LIST OF CHAPTERS

CHAPTER
1 [TROT AND CAP'N BILL]
2 [THE MERMAIDS]
3 [THE DEPTHS OF THE DEEP BLUE SEA]
4 [THE PALACE OF QUEEN AQUAREINE]
5 [THE SEA-SERPENT]
6 [EXPLORING THE OCEAN]
7 [THE ARISTOCRATIC CODFISH]
8 [A BANQUET UNDER WATER]
9 [THE BASHFUL OCTOPUS]
10 [THE UNDISCOVERED ISLAND]
11 [ZOG THE TERRIBLE AND HIS SEA DEVILS]
12 [THE ENCHANTED ISLAND]
13 [PRISONERS OF THE SEA MONSTER]
14 [CAP'N JOE AND CAP'N BILL]
15 [THE MAGIC OF THE MERMAIDS]
16 [THE TOP OF THE GREAT DOME]
17 [THE QUEEN'S GOLDEN SWORD]
18 [A DASH FOR LIBERTY]
19 [KING ANKO TO THE RESCUE]
20 [THE HOME OF THE OCEAN MONARCH]
21 [KING JOE]
22 [TROT LIVES TO TELL THE TALE]

CHAPTER 1

TROT AND CAP'N BILL

"Nobody," said Cap'n Bill solemnly, "ever sawr a mermaid an' lived to tell the tale."

"Why not?" asked Trot, looking earnestly up into the old sailor's face.

They were seated on a bench built around a giant acacia tree that grew just at the edge of the bluff. Below them rolled the blue waves of the great Pacific. A little way behind them was the house, a neat frame cottage painted white and surrounded by huge eucalyptus and pepper trees.
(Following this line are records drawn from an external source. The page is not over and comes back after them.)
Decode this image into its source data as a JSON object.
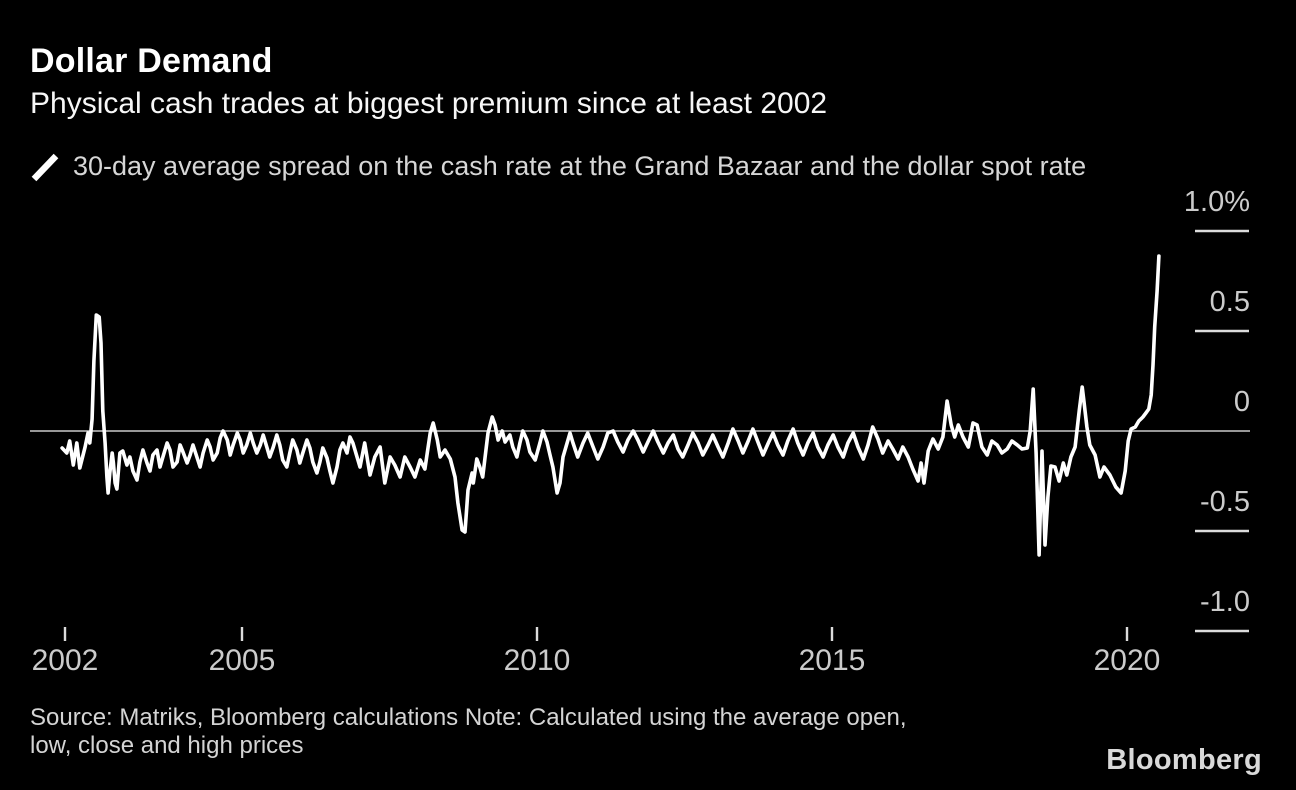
{
  "header": {
    "title": "Dollar Demand",
    "subtitle": "Physical cash trades at biggest premium since at least 2002"
  },
  "legend": {
    "label": "30-day average spread on the cash rate at the Grand Bazaar and the dollar spot rate",
    "marker": "diagonal-line",
    "marker_color": "#ffffff"
  },
  "footer": {
    "source_lines": [
      "Source: Matriks, Bloomberg calculations Note: Calculated using the average open,",
      "low, close and high prices"
    ],
    "logo": "Bloomberg"
  },
  "colors": {
    "background": "#000000",
    "line": "#ffffff",
    "zero_gridline": "#c9c9c9",
    "tick": "#dcdcdc",
    "label": "#cbcbcb"
  },
  "chart_data": {
    "type": "line",
    "title": "Dollar Demand",
    "subtitle": "Physical cash trades at biggest premium since at least 2002",
    "xlabel": "",
    "ylabel": "%",
    "xlim": [
      2001.4,
      2021.1
    ],
    "ylim": [
      -1.0,
      1.0
    ],
    "grid": "zero-line-only",
    "legend_position": "top-left",
    "y_axis": {
      "side": "right",
      "ticks": [
        {
          "value": 1.0,
          "label": "1.0%"
        },
        {
          "value": 0.5,
          "label": "0.5"
        },
        {
          "value": 0,
          "label": "0"
        },
        {
          "value": -0.5,
          "label": "-0.5"
        },
        {
          "value": -1.0,
          "label": "-1.0"
        }
      ]
    },
    "x_axis": {
      "ticks": [
        {
          "value": 2002,
          "label": "2002"
        },
        {
          "value": 2005,
          "label": "2005"
        },
        {
          "value": 2010,
          "label": "2010"
        },
        {
          "value": 2015,
          "label": "2015"
        },
        {
          "value": 2020,
          "label": "2020"
        }
      ]
    },
    "series": [
      {
        "name": "30-day average spread on the cash rate at the Grand Bazaar and the dollar spot rate",
        "color": "#ffffff",
        "points": [
          [
            2001.95,
            -0.085
          ],
          [
            2002.03,
            -0.11
          ],
          [
            2002.08,
            -0.05
          ],
          [
            2002.14,
            -0.17
          ],
          [
            2002.2,
            -0.06
          ],
          [
            2002.25,
            -0.185
          ],
          [
            2002.34,
            -0.08
          ],
          [
            2002.39,
            -0.01
          ],
          [
            2002.42,
            -0.06
          ],
          [
            2002.46,
            0.06
          ],
          [
            2002.49,
            0.35
          ],
          [
            2002.53,
            0.58
          ],
          [
            2002.58,
            0.57
          ],
          [
            2002.61,
            0.44
          ],
          [
            2002.64,
            0.1
          ],
          [
            2002.68,
            -0.06
          ],
          [
            2002.71,
            -0.23
          ],
          [
            2002.73,
            -0.31
          ],
          [
            2002.76,
            -0.21
          ],
          [
            2002.8,
            -0.11
          ],
          [
            2002.82,
            -0.16
          ],
          [
            2002.85,
            -0.26
          ],
          [
            2002.88,
            -0.29
          ],
          [
            2002.93,
            -0.11
          ],
          [
            2002.98,
            -0.1
          ],
          [
            2003.05,
            -0.17
          ],
          [
            2003.1,
            -0.13
          ],
          [
            2003.15,
            -0.2
          ],
          [
            2003.22,
            -0.245
          ],
          [
            2003.27,
            -0.155
          ],
          [
            2003.32,
            -0.095
          ],
          [
            2003.39,
            -0.16
          ],
          [
            2003.44,
            -0.2
          ],
          [
            2003.49,
            -0.12
          ],
          [
            2003.56,
            -0.095
          ],
          [
            2003.61,
            -0.18
          ],
          [
            2003.66,
            -0.13
          ],
          [
            2003.73,
            -0.06
          ],
          [
            2003.78,
            -0.095
          ],
          [
            2003.83,
            -0.18
          ],
          [
            2003.9,
            -0.155
          ],
          [
            2003.95,
            -0.07
          ],
          [
            2004.0,
            -0.105
          ],
          [
            2004.07,
            -0.16
          ],
          [
            2004.12,
            -0.12
          ],
          [
            2004.17,
            -0.07
          ],
          [
            2004.24,
            -0.135
          ],
          [
            2004.29,
            -0.18
          ],
          [
            2004.34,
            -0.11
          ],
          [
            2004.41,
            -0.045
          ],
          [
            2004.46,
            -0.08
          ],
          [
            2004.51,
            -0.145
          ],
          [
            2004.58,
            -0.11
          ],
          [
            2004.63,
            -0.035
          ],
          [
            2004.68,
            0.0
          ],
          [
            2004.75,
            -0.045
          ],
          [
            2004.8,
            -0.12
          ],
          [
            2004.85,
            -0.07
          ],
          [
            2004.92,
            -0.01
          ],
          [
            2004.97,
            -0.045
          ],
          [
            2005.02,
            -0.11
          ],
          [
            2005.08,
            -0.07
          ],
          [
            2005.14,
            -0.01
          ],
          [
            2005.19,
            -0.06
          ],
          [
            2005.25,
            -0.11
          ],
          [
            2005.31,
            -0.07
          ],
          [
            2005.36,
            -0.02
          ],
          [
            2005.42,
            -0.08
          ],
          [
            2005.47,
            -0.13
          ],
          [
            2005.53,
            -0.08
          ],
          [
            2005.59,
            -0.02
          ],
          [
            2005.64,
            -0.07
          ],
          [
            2005.69,
            -0.145
          ],
          [
            2005.76,
            -0.18
          ],
          [
            2005.81,
            -0.11
          ],
          [
            2005.86,
            -0.045
          ],
          [
            2005.93,
            -0.095
          ],
          [
            2005.98,
            -0.16
          ],
          [
            2006.03,
            -0.11
          ],
          [
            2006.1,
            -0.045
          ],
          [
            2006.15,
            -0.085
          ],
          [
            2006.2,
            -0.155
          ],
          [
            2006.27,
            -0.21
          ],
          [
            2006.32,
            -0.155
          ],
          [
            2006.37,
            -0.085
          ],
          [
            2006.44,
            -0.135
          ],
          [
            2006.49,
            -0.2
          ],
          [
            2006.54,
            -0.26
          ],
          [
            2006.61,
            -0.18
          ],
          [
            2006.66,
            -0.095
          ],
          [
            2006.71,
            -0.06
          ],
          [
            2006.78,
            -0.11
          ],
          [
            2006.83,
            -0.03
          ],
          [
            2006.88,
            -0.06
          ],
          [
            2007.0,
            -0.18
          ],
          [
            2007.08,
            -0.06
          ],
          [
            2007.17,
            -0.22
          ],
          [
            2007.25,
            -0.13
          ],
          [
            2007.34,
            -0.08
          ],
          [
            2007.42,
            -0.26
          ],
          [
            2007.51,
            -0.13
          ],
          [
            2007.59,
            -0.17
          ],
          [
            2007.68,
            -0.23
          ],
          [
            2007.76,
            -0.13
          ],
          [
            2007.85,
            -0.18
          ],
          [
            2007.93,
            -0.23
          ],
          [
            2008.02,
            -0.145
          ],
          [
            2008.1,
            -0.19
          ],
          [
            2008.19,
            -0.01
          ],
          [
            2008.24,
            0.04
          ],
          [
            2008.31,
            -0.045
          ],
          [
            2008.36,
            -0.13
          ],
          [
            2008.44,
            -0.095
          ],
          [
            2008.53,
            -0.14
          ],
          [
            2008.61,
            -0.23
          ],
          [
            2008.66,
            -0.36
          ],
          [
            2008.73,
            -0.495
          ],
          [
            2008.78,
            -0.505
          ],
          [
            2008.83,
            -0.295
          ],
          [
            2008.9,
            -0.21
          ],
          [
            2008.92,
            -0.26
          ],
          [
            2008.98,
            -0.14
          ],
          [
            2009.03,
            -0.18
          ],
          [
            2009.08,
            -0.23
          ],
          [
            2009.17,
            -0.01
          ],
          [
            2009.24,
            0.07
          ],
          [
            2009.29,
            0.03
          ],
          [
            2009.34,
            -0.045
          ],
          [
            2009.41,
            0.0
          ],
          [
            2009.46,
            -0.055
          ],
          [
            2009.54,
            -0.02
          ],
          [
            2009.59,
            -0.08
          ],
          [
            2009.66,
            -0.13
          ],
          [
            2009.71,
            -0.06
          ],
          [
            2009.76,
            0.0
          ],
          [
            2009.83,
            -0.045
          ],
          [
            2009.88,
            -0.105
          ],
          [
            2009.97,
            -0.145
          ],
          [
            2010.05,
            -0.06
          ],
          [
            2010.1,
            0.0
          ],
          [
            2010.17,
            -0.055
          ],
          [
            2010.22,
            -0.12
          ],
          [
            2010.27,
            -0.18
          ],
          [
            2010.34,
            -0.31
          ],
          [
            2010.39,
            -0.26
          ],
          [
            2010.44,
            -0.13
          ],
          [
            2010.51,
            -0.06
          ],
          [
            2010.56,
            -0.01
          ],
          [
            2010.61,
            -0.06
          ],
          [
            2010.69,
            -0.13
          ],
          [
            2010.78,
            -0.06
          ],
          [
            2010.86,
            -0.01
          ],
          [
            2010.95,
            -0.08
          ],
          [
            2011.03,
            -0.14
          ],
          [
            2011.12,
            -0.08
          ],
          [
            2011.2,
            -0.01
          ],
          [
            2011.29,
            0.0
          ],
          [
            2011.37,
            -0.055
          ],
          [
            2011.46,
            -0.105
          ],
          [
            2011.54,
            -0.045
          ],
          [
            2011.63,
            0.0
          ],
          [
            2011.71,
            -0.045
          ],
          [
            2011.8,
            -0.105
          ],
          [
            2011.88,
            -0.055
          ],
          [
            2011.97,
            0.0
          ],
          [
            2012.05,
            -0.055
          ],
          [
            2012.14,
            -0.11
          ],
          [
            2012.22,
            -0.06
          ],
          [
            2012.31,
            -0.02
          ],
          [
            2012.39,
            -0.09
          ],
          [
            2012.47,
            -0.13
          ],
          [
            2012.56,
            -0.07
          ],
          [
            2012.64,
            -0.01
          ],
          [
            2012.73,
            -0.06
          ],
          [
            2012.81,
            -0.12
          ],
          [
            2012.9,
            -0.07
          ],
          [
            2012.98,
            -0.02
          ],
          [
            2013.07,
            -0.08
          ],
          [
            2013.15,
            -0.13
          ],
          [
            2013.24,
            -0.06
          ],
          [
            2013.32,
            0.01
          ],
          [
            2013.41,
            -0.05
          ],
          [
            2013.49,
            -0.11
          ],
          [
            2013.58,
            -0.05
          ],
          [
            2013.66,
            0.01
          ],
          [
            2013.75,
            -0.06
          ],
          [
            2013.83,
            -0.12
          ],
          [
            2013.92,
            -0.06
          ],
          [
            2014.0,
            -0.01
          ],
          [
            2014.08,
            -0.07
          ],
          [
            2014.17,
            -0.12
          ],
          [
            2014.25,
            -0.05
          ],
          [
            2014.34,
            0.01
          ],
          [
            2014.42,
            -0.06
          ],
          [
            2014.51,
            -0.12
          ],
          [
            2014.59,
            -0.06
          ],
          [
            2014.68,
            -0.01
          ],
          [
            2014.76,
            -0.08
          ],
          [
            2014.85,
            -0.13
          ],
          [
            2014.93,
            -0.07
          ],
          [
            2015.02,
            -0.02
          ],
          [
            2015.1,
            -0.08
          ],
          [
            2015.19,
            -0.13
          ],
          [
            2015.27,
            -0.06
          ],
          [
            2015.36,
            -0.01
          ],
          [
            2015.44,
            -0.08
          ],
          [
            2015.53,
            -0.14
          ],
          [
            2015.61,
            -0.07
          ],
          [
            2015.69,
            0.02
          ],
          [
            2015.78,
            -0.04
          ],
          [
            2015.86,
            -0.11
          ],
          [
            2015.95,
            -0.05
          ],
          [
            2016.03,
            -0.09
          ],
          [
            2016.12,
            -0.14
          ],
          [
            2016.2,
            -0.08
          ],
          [
            2016.29,
            -0.13
          ],
          [
            2016.37,
            -0.19
          ],
          [
            2016.46,
            -0.25
          ],
          [
            2016.51,
            -0.16
          ],
          [
            2016.56,
            -0.26
          ],
          [
            2016.63,
            -0.1
          ],
          [
            2016.71,
            -0.04
          ],
          [
            2016.8,
            -0.09
          ],
          [
            2016.88,
            -0.03
          ],
          [
            2016.95,
            0.15
          ],
          [
            2017.02,
            0.03
          ],
          [
            2017.08,
            -0.03
          ],
          [
            2017.14,
            0.03
          ],
          [
            2017.22,
            -0.03
          ],
          [
            2017.31,
            -0.08
          ],
          [
            2017.39,
            0.04
          ],
          [
            2017.46,
            0.03
          ],
          [
            2017.54,
            -0.08
          ],
          [
            2017.63,
            -0.12
          ],
          [
            2017.71,
            -0.05
          ],
          [
            2017.8,
            -0.07
          ],
          [
            2017.88,
            -0.11
          ],
          [
            2017.97,
            -0.09
          ],
          [
            2018.05,
            -0.05
          ],
          [
            2018.14,
            -0.07
          ],
          [
            2018.22,
            -0.09
          ],
          [
            2018.31,
            -0.085
          ],
          [
            2018.36,
            0.0
          ],
          [
            2018.41,
            0.21
          ],
          [
            2018.46,
            -0.11
          ],
          [
            2018.51,
            -0.62
          ],
          [
            2018.56,
            -0.1
          ],
          [
            2018.61,
            -0.57
          ],
          [
            2018.66,
            -0.33
          ],
          [
            2018.71,
            -0.175
          ],
          [
            2018.78,
            -0.18
          ],
          [
            2018.85,
            -0.25
          ],
          [
            2018.92,
            -0.16
          ],
          [
            2018.98,
            -0.22
          ],
          [
            2019.05,
            -0.13
          ],
          [
            2019.12,
            -0.08
          ],
          [
            2019.19,
            0.1
          ],
          [
            2019.24,
            0.22
          ],
          [
            2019.27,
            0.15
          ],
          [
            2019.32,
            0.02
          ],
          [
            2019.37,
            -0.07
          ],
          [
            2019.46,
            -0.12
          ],
          [
            2019.54,
            -0.23
          ],
          [
            2019.61,
            -0.18
          ],
          [
            2019.71,
            -0.22
          ],
          [
            2019.81,
            -0.28
          ],
          [
            2019.9,
            -0.31
          ],
          [
            2019.97,
            -0.2
          ],
          [
            2020.02,
            -0.05
          ],
          [
            2020.07,
            0.01
          ],
          [
            2020.14,
            0.02
          ],
          [
            2020.2,
            0.05
          ],
          [
            2020.27,
            0.07
          ],
          [
            2020.32,
            0.09
          ],
          [
            2020.37,
            0.11
          ],
          [
            2020.41,
            0.18
          ],
          [
            2020.44,
            0.33
          ],
          [
            2020.47,
            0.52
          ],
          [
            2020.51,
            0.7
          ],
          [
            2020.54,
            0.875
          ]
        ]
      }
    ]
  }
}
Still farther behind that—a quarter of a mile distant but built upon a bend of the coast—was the village, overlooking a pretty bay.

Cap'n Bill and Trot came often to this tree to sit and watch the ocean below them. The sailor man had one "meat leg" and one "hickory leg," and he often said the wooden one was the best of the two. Once Cap'n Bill had commanded and owned the "Anemone," a trading schooner that plied along the coast; and in those days Charlie Griffiths, who was Trot's father, had been the Captain's mate. But ever since Cap'n Bill's accident, when he lost his leg, Charlie Griffiths had been the captain of the little schooner while his old master lived peacefully ashore with the Griffiths family.

This was about the time Trot was born, and the old sailor became very fond of the baby girl. Her real name was Mayre, but when she grew big enough to walk, she took so many busy little steps every day that both her mother and Cap'n Bill nicknamed her "Trot," and so she was thereafter mostly called.